The New Jersey Pediatric Psychiatry Collaborative (NJPPC)

NJAAP is working with Hackensack Meridian Health, along with Atlantic Health System and Cooper University Health Care and Rutgers University Behavioral Health Care to implement the NJPPC, a partnership among leading pediatric and behavioral health systems of care, to develop and execute an integrated child mental health delivery system. The program aims to improve the comfort and competence of primary care physicians and pediatricians to screen, identify and care manage children with mental health concerns. The NJPPC, which started in July 2015 with funding by the New Jersey Department of Children and Families (DCF), was modeled after the Massachusetts Child Psychiatry Access Project (MCPAP). The core elements of this collaborative care model include primary care provider education, timely access to psychiatric consultation, and appropriate referral and care coordination. The program, now in its 6th year comprises over 765 pediatric clinicians. These participating pediatric primary care clinicians have screened over 182,022 patients for mental/ behavioral health issues, and 11,220 patients have received mental health consultation services via the NJPPC Hubs, to date.

For more information about the NJPPC, please click here for an introductory video.

The Regional Hospital-based NJPPC Hubs include:

  • Hackensack Meridian Hub @Hackensack University Medical Center: Bergen County
  • Hackensack Meridian Hub @ Palisades Medical Center: Hudson, Union Counties
  • Hackensack Meridian Hub @ Jersey Shore University Medical Center: Monmouth, Ocean Counties
  • Hackensack Meridian Hub @ Middlesex and Mercer: Middlesex , Mercer Counties
  • Atlantic Health Hub @ Morristown Medical Center: Morris, Passaic Counties
  • Atlantic Health Hub @ Newton Medical Center: Hunterdon, Somerset, Sussex, Warren Counties
  • Cooper Hub @ Cooper University Medical Center: Camden & Burlington Counties
  • Cooper Hub @ Pennsville: Gloucester, Atlantic, Salem, Cumberland, Cape May Counties

Now Available: Telepsychiatry Enhacement Through Your Regional HUB. Serving all 21 NJ Counties. 

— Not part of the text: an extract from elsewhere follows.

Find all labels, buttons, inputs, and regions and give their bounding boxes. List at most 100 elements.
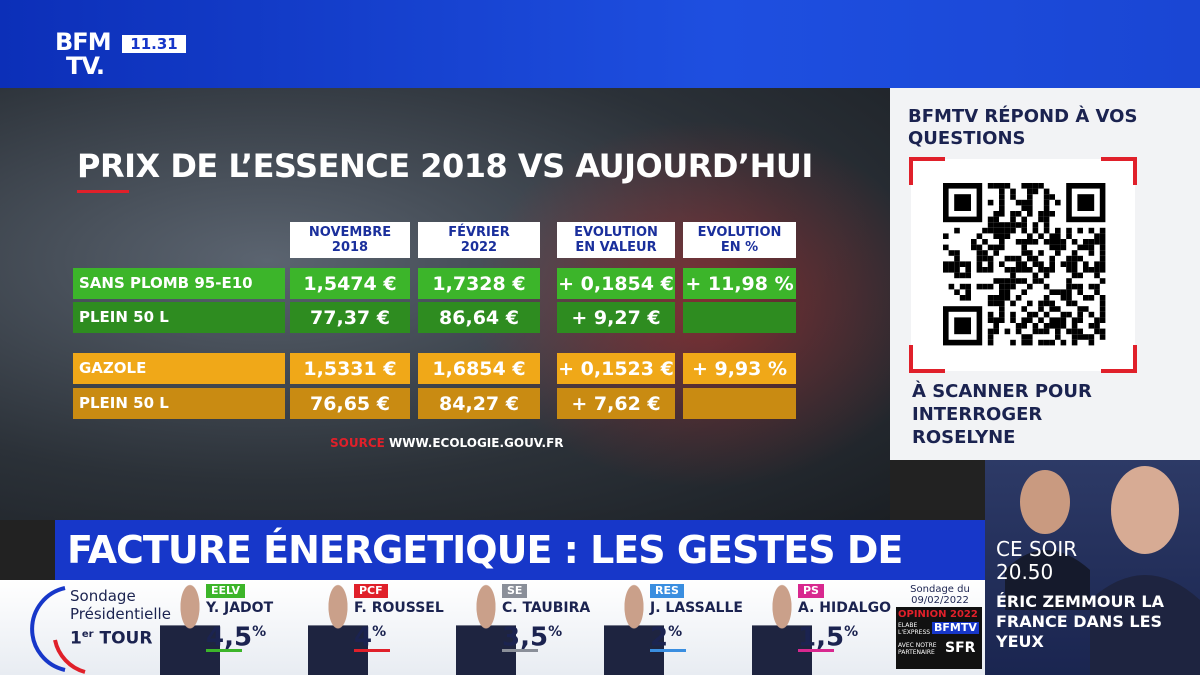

Beginning in 2019, the Federal Health Resources & Services Administration (HRSA) funded the NJ Network to incorporate telepsychiatry into the established DCF funded Pediatric Mental Health Access system for patient consults & provider education. NJAAP is working with the NJ Department of Health, Hackensack-Meridian Health, Rutgers Behavioral Health, Cooper University Hospital, and Atlantic Health System to implement the telepsychiatry enhancement to all 9 Network Hubs. While the underlying Hub system has greatly improved mental health care for NJ’s children and adolescents, the new telepsychiatry expansion is helping to fill the remaining gaps in access to mental health care. More than ever, due to the COVID-19 public health emergency, telepsychiatry services have become essential for patient care. As of Spring 2020, telepsychiatry is now available to all Hub members across all 9 Hubs.